L’industrie des micro-ordinateurs à travers des projets innovants commence à mettre sur le marché des micro-ordinateurs à faible coût.

Depuis quelques années, à la lueur des projets de type OLPC , Simputer et bien d’autres, l’idée de base pour la création d’ordinateurs pratiques et moins chers, adaptés aux pays du Sud a fait école et nous avons suivi le lancement du OLPC ( un ordinateur par enfant) dont le prototype a été exposé au Sommet Mondial sur la Société de l’Information en 2005 à Tunis. Depuis lors, nous avons attendu les fameux OLPC dans nos pays et puis, rien.

Une chose est sure, le projet rencontre pas mal de difficultés dont les commandes groupées par pays qui pose des contraintes, le concept d’ordinateurs unique et n’étant pas opérable avec d’autres modèles d’ordinateurs... il a lancé la course aux ordinateurs petits et moins chers. Plus de 10 firmes sont dans la danse actuellement dont les géants HP, INTEL et autres. ASUS a fait merveille avec son eeepc qui a en quelques mois dépassé le million d’exemplaires et possède plus de 7 versions en moins d’un an de lancement du premier produit.

Si le concept au départ était orienté sur les enfants du Sud, il faut dire que l’idée séduit ceux du Nord qui sont les premiers à consommer ces produits avec appétit.

Peut-on alors parler de fracture numérique si les couts ne sont plus de réelles contraintes ? en effet, ces cinq dernières années, le prix de base d’un micro-ordinateur a été divisé par cinq et les ordinateurs low cost actuellement peuvent être alimenté sur de petits panneaux solaires et sont munis de systèmes sans fil WIFI et même de caméra embarquée, de quoi jouer le rôle de dictaphone, d’appareil photo et même de caméra vidéo.

Parlera-t-on donc de fracture de matière grise ou de manque d’idées novatrices dans le monde du développement.

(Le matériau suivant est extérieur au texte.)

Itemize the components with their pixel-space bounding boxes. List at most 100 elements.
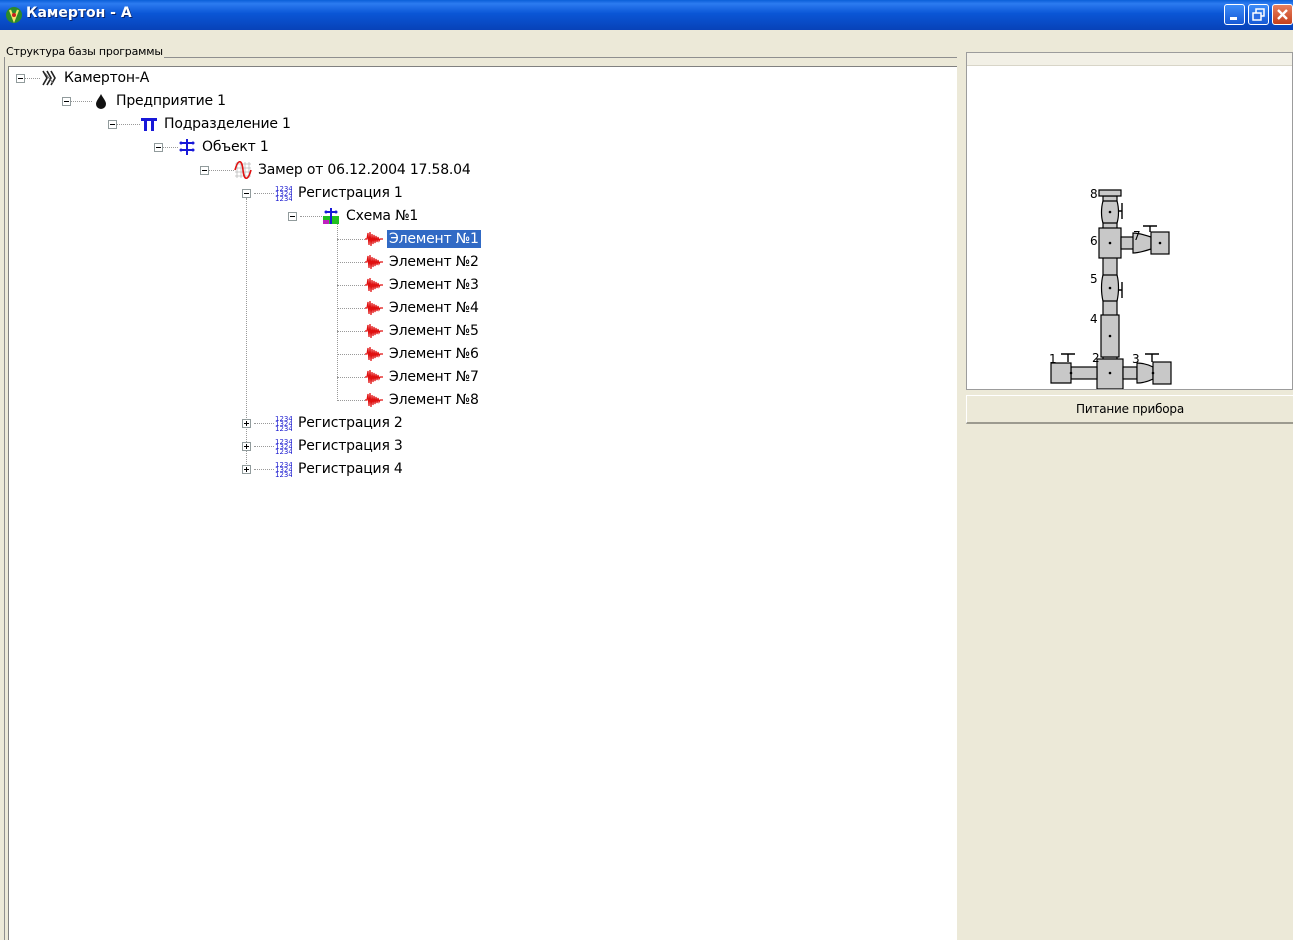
tree-item-label: Элемент №5 bbox=[389, 323, 479, 339]
tree-line bbox=[246, 198, 247, 472]
title-bar: Камертон - A bbox=[0, 0, 1293, 30]
tree-line bbox=[70, 101, 92, 102]
tree-line bbox=[300, 216, 322, 217]
expand-icon[interactable] bbox=[242, 442, 251, 451]
collapse-icon[interactable] bbox=[200, 166, 209, 175]
tree-item-element-6[interactable]: Элемент №6 bbox=[365, 343, 481, 365]
tree-item-label: Элемент №1 bbox=[386, 229, 482, 249]
svg-text:1234: 1234 bbox=[275, 425, 292, 432]
scheme-label-8: 8 bbox=[1090, 187, 1098, 201]
tree-item-label: Камертон-А bbox=[64, 70, 150, 86]
tree-item-label: Регистрация 4 bbox=[298, 461, 403, 477]
oil-drop-icon bbox=[96, 94, 106, 109]
tree-item-label: Замер от 06.12.2004 17.58.04 bbox=[258, 162, 471, 178]
collapse-icon[interactable] bbox=[62, 97, 71, 106]
tree-line bbox=[162, 147, 178, 148]
tree-item-registration-4[interactable]: 1234 1324 1234 Регистрация 4 bbox=[274, 458, 405, 480]
tree-line bbox=[337, 285, 365, 286]
tree-item-element-2[interactable]: Элемент №2 bbox=[365, 251, 481, 273]
signal-icon bbox=[365, 231, 383, 247]
signal-icon bbox=[365, 323, 383, 339]
device-power-label: Питание прибора bbox=[1076, 402, 1184, 416]
tree-item-element-7[interactable]: Элемент №7 bbox=[365, 366, 481, 388]
tree-item-label: Схема №1 bbox=[346, 208, 419, 224]
collapse-icon[interactable] bbox=[154, 143, 163, 152]
scheme-icon bbox=[323, 208, 339, 224]
tree-item-label: Объект 1 bbox=[202, 139, 269, 155]
tree-line bbox=[337, 262, 365, 263]
tree-line bbox=[337, 400, 365, 401]
registration-icon: 1234 1324 1234 bbox=[275, 461, 292, 478]
tree-group-label: Структура базы программы bbox=[5, 45, 164, 58]
tree-item-measurement[interactable]: Замер от 06.12.2004 17.58.04 bbox=[234, 159, 473, 181]
registration-icon: 1234 1324 1234 bbox=[275, 185, 292, 202]
program-structure-tree[interactable]: Камертон-А Предприятие 1 Подразделение 1… bbox=[8, 66, 957, 940]
tree-line bbox=[337, 308, 365, 309]
tree-item-label: Элемент №7 bbox=[389, 369, 479, 385]
tree-line bbox=[24, 78, 40, 79]
expand-icon[interactable] bbox=[242, 465, 251, 474]
tree-item-label: Регистрация 2 bbox=[298, 415, 403, 431]
tree-item-kamerton[interactable]: Камертон-А bbox=[40, 67, 151, 89]
tree-item-registration-3[interactable]: 1234 1324 1234 Регистрация 3 bbox=[274, 435, 405, 457]
device-power-button[interactable]: Питание прибора bbox=[966, 395, 1293, 424]
tree-item-object[interactable]: Объект 1 bbox=[178, 136, 271, 158]
scheme-label-1: 1 bbox=[1049, 352, 1057, 366]
scheme-preview: 8 6 7 5 4 1 2 3 bbox=[966, 52, 1293, 390]
tree-item-label: Элемент №2 bbox=[389, 254, 479, 270]
tree-line bbox=[337, 354, 365, 355]
close-icon bbox=[1277, 9, 1288, 20]
tree-item-element-8[interactable]: Элемент №8 bbox=[365, 389, 481, 411]
signal-icon bbox=[365, 369, 383, 385]
restore-icon bbox=[1252, 8, 1265, 21]
scheme-label-3: 3 bbox=[1132, 352, 1140, 366]
signal-icon bbox=[365, 392, 383, 408]
tree-line bbox=[337, 221, 338, 401]
scheme-label-2: 2 bbox=[1092, 351, 1100, 365]
tree-item-registration-2[interactable]: 1234 1324 1234 Регистрация 2 bbox=[274, 412, 405, 434]
object-icon bbox=[179, 139, 195, 155]
svg-text:1234: 1234 bbox=[275, 448, 292, 455]
expand-icon[interactable] bbox=[242, 419, 251, 428]
wellhead-scheme-diagram: 8 6 7 5 4 1 2 3 bbox=[1049, 187, 1172, 389]
tree-item-label: Элемент №3 bbox=[389, 277, 479, 293]
tree-item-division[interactable]: Подразделение 1 bbox=[140, 113, 293, 135]
tree-item-element-5[interactable]: Элемент №5 bbox=[365, 320, 481, 342]
tree-item-scheme-1[interactable]: Схема №1 bbox=[322, 205, 420, 227]
close-button[interactable] bbox=[1272, 4, 1293, 25]
minimize-icon bbox=[1230, 17, 1237, 20]
tree-line bbox=[254, 446, 274, 447]
tree-line bbox=[254, 423, 274, 424]
tree-line bbox=[337, 331, 365, 332]
tree-item-element-4[interactable]: Элемент №4 bbox=[365, 297, 481, 319]
tree-item-label: Регистрация 3 bbox=[298, 438, 403, 454]
collapse-icon[interactable] bbox=[288, 212, 297, 221]
scheme-label-7: 7 bbox=[1133, 229, 1141, 243]
scheme-label-5: 5 bbox=[1090, 272, 1098, 286]
collapse-icon[interactable] bbox=[16, 74, 25, 83]
tuning-fork-icon bbox=[42, 70, 56, 86]
signal-icon bbox=[365, 254, 383, 270]
signal-icon bbox=[365, 346, 383, 362]
registration-icon: 1234 1324 1234 bbox=[275, 415, 292, 432]
tree-item-element-1[interactable]: Элемент №1 bbox=[365, 228, 482, 250]
collapse-icon[interactable] bbox=[242, 189, 251, 198]
tree-line bbox=[254, 469, 274, 470]
tree-line bbox=[337, 377, 365, 378]
signal-icon bbox=[365, 300, 383, 316]
collapse-icon[interactable] bbox=[108, 120, 117, 129]
measurement-icon bbox=[234, 161, 252, 179]
tree-item-registration-1[interactable]: 1234 1324 1234 Регистрация 1 bbox=[274, 182, 405, 204]
tree-item-label: Элемент №6 bbox=[389, 346, 479, 362]
tree-item-label: Подразделение 1 bbox=[164, 116, 291, 132]
minimize-button[interactable] bbox=[1224, 4, 1245, 25]
tree-item-enterprise[interactable]: Предприятие 1 bbox=[92, 90, 228, 112]
tree-item-label: Предприятие 1 bbox=[116, 93, 226, 109]
tree-line bbox=[254, 193, 274, 194]
tree-line bbox=[337, 239, 365, 240]
division-icon bbox=[141, 118, 157, 131]
tree-item-element-3[interactable]: Элемент №3 bbox=[365, 274, 481, 296]
restore-button[interactable] bbox=[1248, 4, 1269, 25]
registration-icon: 1234 1324 1234 bbox=[275, 438, 292, 455]
tree-line bbox=[116, 124, 140, 125]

Vivement que nos Etats et nos entreprises lancent de grosses commandes d’ordinateurs low cost ou pourquoi pas, installer une chaine de montage de ces ordinateurs dans la sous région afin de mieux s’approprier ces technologies. Nos analphabètes de l’informel arrivent bien à arracher des puces sur des téléphones portables pour les réimplanter dans d’autres, ce ne sont donc pas nos ingénieurs qui ne pourront pas accomplir ses prouesses avec quelques moyens.